Dataset for "Control of Substrate Conformation by Hydrogen Bonding in a Retaining β-Endoglycosidase"

This data set contains files related to the article "Control of Substrate Conformation by Hydrogen Bonding in a Retaining β-Endoglycosidase" by Alba Nin-Hill, Albert Ardèvol, Xevi Biarnés, Antoni Planas and Carme Rovira. 

ABSTRACT

Bacterial β-glycosidases are hydrolytic enzymes that depolymerize polysaccharides such as β-cellulose, β-glucans and β-xylans from different sources are used in a myriad of biomedical and industrial applications. It has been shown that a conformational change of the substrate, from a relaxed 4C1 conformation to a distorted 1S3/1,4B conformation of the reactive sugar, is necessary for catalysis. However, the molecular determinants that stabilize the substrate's distortion are poorly understood. Here we use quantum mechanics/molecular mechanics (QM/MM)-based molecular dynamics methods to assess the impact of the interaction between the reactive sugar, i.e. the one at subsite -1, and the catalytic nucleophile (a glutamate) on substrate conformation. We show that the hydrogen bond involving the C2 exocyclic group and the nucleophile controls substrate conformation: its presence preserves sugar distortion, whereas its absence (e.g. in an enzyme mutant) knocks it out. We also show that 2-deoxy-2-fluoro derivatives, widely used to trap the reaction intermediates by X-ray crystallography, reproduce the conformation of the hydrolysable substrate at the experimental conditions. These results highlight the importance of the 2-OH···nucleophile interaction in substrate recognition and catalysis in endo-glycosidases and can inform mutational campaigns aimed to search for more efficient enzymes.
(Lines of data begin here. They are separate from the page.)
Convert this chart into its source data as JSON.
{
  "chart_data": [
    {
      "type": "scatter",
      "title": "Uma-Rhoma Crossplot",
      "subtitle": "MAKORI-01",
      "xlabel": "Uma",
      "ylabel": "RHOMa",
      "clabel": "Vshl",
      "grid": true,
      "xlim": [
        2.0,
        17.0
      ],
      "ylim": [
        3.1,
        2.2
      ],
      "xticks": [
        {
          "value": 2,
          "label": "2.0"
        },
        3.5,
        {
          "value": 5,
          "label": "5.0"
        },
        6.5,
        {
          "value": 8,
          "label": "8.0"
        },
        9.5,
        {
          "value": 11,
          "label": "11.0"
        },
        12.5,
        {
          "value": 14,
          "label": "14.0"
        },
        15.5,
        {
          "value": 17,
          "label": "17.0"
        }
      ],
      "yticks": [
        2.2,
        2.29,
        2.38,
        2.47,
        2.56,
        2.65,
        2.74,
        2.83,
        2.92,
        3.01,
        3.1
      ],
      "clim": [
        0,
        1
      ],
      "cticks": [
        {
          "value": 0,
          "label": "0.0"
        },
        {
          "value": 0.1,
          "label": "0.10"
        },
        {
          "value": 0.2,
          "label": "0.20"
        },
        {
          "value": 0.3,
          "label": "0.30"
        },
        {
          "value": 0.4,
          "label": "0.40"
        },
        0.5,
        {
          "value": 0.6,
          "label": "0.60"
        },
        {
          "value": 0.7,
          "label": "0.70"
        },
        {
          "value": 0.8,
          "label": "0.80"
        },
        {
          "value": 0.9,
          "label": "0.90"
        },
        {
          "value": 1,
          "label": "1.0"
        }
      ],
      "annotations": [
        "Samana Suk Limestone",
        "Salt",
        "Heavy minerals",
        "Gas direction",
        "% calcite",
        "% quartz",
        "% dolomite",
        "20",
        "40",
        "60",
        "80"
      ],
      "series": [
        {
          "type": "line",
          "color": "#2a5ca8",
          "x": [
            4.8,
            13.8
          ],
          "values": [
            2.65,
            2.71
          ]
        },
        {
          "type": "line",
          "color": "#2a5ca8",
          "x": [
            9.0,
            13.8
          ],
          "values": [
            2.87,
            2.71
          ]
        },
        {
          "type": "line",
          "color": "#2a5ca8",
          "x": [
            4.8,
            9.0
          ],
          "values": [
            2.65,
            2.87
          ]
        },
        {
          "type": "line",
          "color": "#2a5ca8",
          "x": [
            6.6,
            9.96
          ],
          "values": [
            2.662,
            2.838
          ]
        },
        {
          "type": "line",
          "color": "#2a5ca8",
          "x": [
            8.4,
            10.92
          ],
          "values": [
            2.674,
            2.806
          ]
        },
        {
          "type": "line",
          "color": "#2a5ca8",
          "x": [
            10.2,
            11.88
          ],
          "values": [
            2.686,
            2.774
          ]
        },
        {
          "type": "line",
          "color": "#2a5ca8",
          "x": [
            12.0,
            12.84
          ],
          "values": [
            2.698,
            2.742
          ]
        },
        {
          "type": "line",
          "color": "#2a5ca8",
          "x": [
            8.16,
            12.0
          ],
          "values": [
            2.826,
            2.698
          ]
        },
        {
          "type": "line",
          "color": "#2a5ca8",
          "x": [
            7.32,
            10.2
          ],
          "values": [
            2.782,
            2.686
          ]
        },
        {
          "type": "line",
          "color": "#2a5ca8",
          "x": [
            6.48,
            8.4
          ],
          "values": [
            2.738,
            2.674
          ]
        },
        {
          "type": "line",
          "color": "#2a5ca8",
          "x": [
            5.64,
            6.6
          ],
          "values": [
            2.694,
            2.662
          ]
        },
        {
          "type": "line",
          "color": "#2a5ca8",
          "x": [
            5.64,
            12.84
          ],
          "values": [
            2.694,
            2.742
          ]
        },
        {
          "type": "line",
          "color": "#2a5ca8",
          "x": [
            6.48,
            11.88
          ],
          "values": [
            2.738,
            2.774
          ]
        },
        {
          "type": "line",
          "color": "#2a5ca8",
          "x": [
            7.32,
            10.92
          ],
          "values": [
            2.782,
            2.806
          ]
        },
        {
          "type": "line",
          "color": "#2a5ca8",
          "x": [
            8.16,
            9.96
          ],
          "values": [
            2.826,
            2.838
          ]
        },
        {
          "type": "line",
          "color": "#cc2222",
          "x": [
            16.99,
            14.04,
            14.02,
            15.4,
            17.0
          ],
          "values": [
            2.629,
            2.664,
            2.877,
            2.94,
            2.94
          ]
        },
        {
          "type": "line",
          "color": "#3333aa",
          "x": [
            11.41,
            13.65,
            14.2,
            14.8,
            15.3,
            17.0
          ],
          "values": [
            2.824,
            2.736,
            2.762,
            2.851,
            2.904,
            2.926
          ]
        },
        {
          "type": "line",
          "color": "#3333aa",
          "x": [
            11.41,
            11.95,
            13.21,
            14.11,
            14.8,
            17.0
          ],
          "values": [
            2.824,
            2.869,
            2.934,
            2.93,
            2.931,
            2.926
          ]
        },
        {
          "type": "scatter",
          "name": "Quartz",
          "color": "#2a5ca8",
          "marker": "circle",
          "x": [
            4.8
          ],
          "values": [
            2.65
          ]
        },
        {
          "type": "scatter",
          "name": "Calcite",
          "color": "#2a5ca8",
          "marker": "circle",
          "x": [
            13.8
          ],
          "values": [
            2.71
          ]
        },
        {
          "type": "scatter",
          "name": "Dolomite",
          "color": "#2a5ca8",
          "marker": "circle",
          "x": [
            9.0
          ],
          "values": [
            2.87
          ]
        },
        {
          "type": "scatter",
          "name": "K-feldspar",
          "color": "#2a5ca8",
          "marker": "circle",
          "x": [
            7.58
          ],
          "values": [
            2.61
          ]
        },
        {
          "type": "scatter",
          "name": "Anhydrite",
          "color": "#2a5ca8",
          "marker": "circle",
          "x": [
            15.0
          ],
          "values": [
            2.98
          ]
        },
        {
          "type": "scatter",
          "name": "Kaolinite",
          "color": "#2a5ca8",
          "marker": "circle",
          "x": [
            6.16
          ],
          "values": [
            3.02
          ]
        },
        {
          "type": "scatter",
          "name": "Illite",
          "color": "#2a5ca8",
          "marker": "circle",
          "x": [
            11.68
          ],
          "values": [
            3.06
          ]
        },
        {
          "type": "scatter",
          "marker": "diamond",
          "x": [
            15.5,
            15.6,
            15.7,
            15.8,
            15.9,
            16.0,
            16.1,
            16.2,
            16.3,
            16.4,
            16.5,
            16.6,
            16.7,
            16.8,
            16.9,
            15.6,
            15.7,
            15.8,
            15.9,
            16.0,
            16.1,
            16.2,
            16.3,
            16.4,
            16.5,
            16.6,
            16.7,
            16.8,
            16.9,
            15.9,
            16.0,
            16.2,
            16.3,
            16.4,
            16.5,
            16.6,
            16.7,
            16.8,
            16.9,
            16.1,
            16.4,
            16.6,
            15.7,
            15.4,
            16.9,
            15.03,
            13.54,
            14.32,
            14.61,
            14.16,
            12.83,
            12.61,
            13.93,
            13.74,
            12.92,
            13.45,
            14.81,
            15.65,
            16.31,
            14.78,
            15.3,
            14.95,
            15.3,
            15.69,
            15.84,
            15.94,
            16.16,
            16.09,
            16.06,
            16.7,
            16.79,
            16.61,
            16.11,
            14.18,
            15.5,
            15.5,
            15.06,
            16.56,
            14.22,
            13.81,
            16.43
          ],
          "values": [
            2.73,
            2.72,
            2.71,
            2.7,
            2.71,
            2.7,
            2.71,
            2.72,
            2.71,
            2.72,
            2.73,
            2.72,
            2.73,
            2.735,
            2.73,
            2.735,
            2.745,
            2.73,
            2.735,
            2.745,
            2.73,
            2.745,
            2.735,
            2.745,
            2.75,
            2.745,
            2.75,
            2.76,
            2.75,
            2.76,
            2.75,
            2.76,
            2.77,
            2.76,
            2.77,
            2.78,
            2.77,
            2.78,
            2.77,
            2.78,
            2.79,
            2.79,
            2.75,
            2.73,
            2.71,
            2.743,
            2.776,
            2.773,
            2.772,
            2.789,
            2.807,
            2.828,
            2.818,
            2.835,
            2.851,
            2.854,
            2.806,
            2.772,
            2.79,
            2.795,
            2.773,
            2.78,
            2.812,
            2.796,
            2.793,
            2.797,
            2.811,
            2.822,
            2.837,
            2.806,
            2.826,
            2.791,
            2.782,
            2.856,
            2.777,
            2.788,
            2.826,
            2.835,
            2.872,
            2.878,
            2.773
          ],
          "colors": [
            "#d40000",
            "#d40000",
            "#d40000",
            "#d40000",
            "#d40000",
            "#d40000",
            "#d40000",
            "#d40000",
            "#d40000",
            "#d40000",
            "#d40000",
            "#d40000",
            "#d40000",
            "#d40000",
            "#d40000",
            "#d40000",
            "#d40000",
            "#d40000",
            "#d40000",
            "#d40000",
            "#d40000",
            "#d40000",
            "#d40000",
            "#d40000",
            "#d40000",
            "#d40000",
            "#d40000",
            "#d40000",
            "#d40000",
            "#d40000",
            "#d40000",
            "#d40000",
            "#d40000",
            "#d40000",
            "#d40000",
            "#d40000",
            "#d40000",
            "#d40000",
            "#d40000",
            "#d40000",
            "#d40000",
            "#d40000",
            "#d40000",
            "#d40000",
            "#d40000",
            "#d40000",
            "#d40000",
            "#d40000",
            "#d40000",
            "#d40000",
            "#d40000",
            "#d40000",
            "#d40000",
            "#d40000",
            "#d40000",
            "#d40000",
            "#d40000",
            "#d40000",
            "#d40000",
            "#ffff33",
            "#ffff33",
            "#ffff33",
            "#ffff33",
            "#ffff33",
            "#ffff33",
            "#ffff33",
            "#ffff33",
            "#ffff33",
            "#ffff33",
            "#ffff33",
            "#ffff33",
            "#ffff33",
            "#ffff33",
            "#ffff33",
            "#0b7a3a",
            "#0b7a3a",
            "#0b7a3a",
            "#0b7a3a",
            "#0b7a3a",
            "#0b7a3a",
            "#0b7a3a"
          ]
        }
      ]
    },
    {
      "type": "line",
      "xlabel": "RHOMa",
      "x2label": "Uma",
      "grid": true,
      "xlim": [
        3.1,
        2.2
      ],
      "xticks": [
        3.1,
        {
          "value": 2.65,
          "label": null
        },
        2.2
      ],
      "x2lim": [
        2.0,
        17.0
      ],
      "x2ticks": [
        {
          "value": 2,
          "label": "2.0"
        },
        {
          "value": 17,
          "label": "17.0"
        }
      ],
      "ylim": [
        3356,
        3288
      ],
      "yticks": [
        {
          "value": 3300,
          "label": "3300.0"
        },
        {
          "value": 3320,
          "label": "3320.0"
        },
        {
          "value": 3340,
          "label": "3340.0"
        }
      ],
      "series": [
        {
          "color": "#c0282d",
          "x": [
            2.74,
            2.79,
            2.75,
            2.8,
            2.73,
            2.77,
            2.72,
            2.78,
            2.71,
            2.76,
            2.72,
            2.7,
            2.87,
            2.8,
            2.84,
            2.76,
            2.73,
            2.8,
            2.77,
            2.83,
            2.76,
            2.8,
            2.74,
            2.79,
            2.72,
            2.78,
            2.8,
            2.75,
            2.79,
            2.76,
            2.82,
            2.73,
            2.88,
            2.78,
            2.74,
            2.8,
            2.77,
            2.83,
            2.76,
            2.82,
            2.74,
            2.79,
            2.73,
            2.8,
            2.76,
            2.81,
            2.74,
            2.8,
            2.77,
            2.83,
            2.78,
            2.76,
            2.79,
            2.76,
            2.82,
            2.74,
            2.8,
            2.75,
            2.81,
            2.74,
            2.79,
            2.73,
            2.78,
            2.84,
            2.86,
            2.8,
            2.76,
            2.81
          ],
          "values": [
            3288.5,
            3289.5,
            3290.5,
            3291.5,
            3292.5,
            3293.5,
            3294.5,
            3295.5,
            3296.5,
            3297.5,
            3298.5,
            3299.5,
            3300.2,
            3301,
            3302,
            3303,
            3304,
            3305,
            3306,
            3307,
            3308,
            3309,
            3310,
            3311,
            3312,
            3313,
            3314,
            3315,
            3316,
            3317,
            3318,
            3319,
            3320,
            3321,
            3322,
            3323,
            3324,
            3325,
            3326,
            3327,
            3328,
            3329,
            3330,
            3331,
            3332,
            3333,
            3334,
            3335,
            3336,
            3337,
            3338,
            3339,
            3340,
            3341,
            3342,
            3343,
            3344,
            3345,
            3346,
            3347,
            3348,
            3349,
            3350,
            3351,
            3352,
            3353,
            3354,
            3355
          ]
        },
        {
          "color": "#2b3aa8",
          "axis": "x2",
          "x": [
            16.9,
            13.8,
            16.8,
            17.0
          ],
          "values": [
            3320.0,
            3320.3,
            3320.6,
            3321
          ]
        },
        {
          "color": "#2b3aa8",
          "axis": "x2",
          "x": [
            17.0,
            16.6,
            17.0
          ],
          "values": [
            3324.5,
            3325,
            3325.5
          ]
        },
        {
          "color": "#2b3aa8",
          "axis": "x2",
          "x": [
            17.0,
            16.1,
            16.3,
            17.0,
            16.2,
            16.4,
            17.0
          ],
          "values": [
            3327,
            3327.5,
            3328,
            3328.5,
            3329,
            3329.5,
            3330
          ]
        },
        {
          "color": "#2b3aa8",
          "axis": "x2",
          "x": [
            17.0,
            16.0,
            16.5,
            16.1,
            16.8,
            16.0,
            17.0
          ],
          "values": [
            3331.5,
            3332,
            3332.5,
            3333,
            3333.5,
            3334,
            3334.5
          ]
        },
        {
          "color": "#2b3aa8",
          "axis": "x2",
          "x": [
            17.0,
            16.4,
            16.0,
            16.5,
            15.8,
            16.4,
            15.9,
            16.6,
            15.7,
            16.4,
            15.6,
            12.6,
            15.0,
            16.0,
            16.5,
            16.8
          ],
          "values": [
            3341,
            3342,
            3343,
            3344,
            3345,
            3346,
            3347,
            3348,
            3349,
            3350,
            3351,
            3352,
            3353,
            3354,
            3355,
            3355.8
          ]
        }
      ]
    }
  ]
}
DESCRIPTION OF THE DATASET

The data is compressed in a .rar file in where we would find the following folders:

1. Model1_WT
2. Model2_2deoxy2F_lowpH
3. Model3_2deoxy2F_neutralpH
4. Model4_Glu105Gln_lowpH
5. Model5_Glu105Gln_neutralpH
6. Model6_Glu105Asp_neutralpH
7. Model7_Glu105Ala_lowpH
8. Model8_Glu105Ile_lowpH
9. Model8_Glu105Ile_lowpH
10. Model10_Glu105Ile_neutralpH
11. scripts

Each folder contains the first frame of the production phase of the QM/MM MD simulations in a .pdb format and the representative structures of the whole simulation obtained by clustering in a .nc format.

In the scripts folder we can find the scripts used to calculate and analyze the QM/MM MD simulations and a README.txt file with their proper descriptions.

More data can be made available upon reasonable request.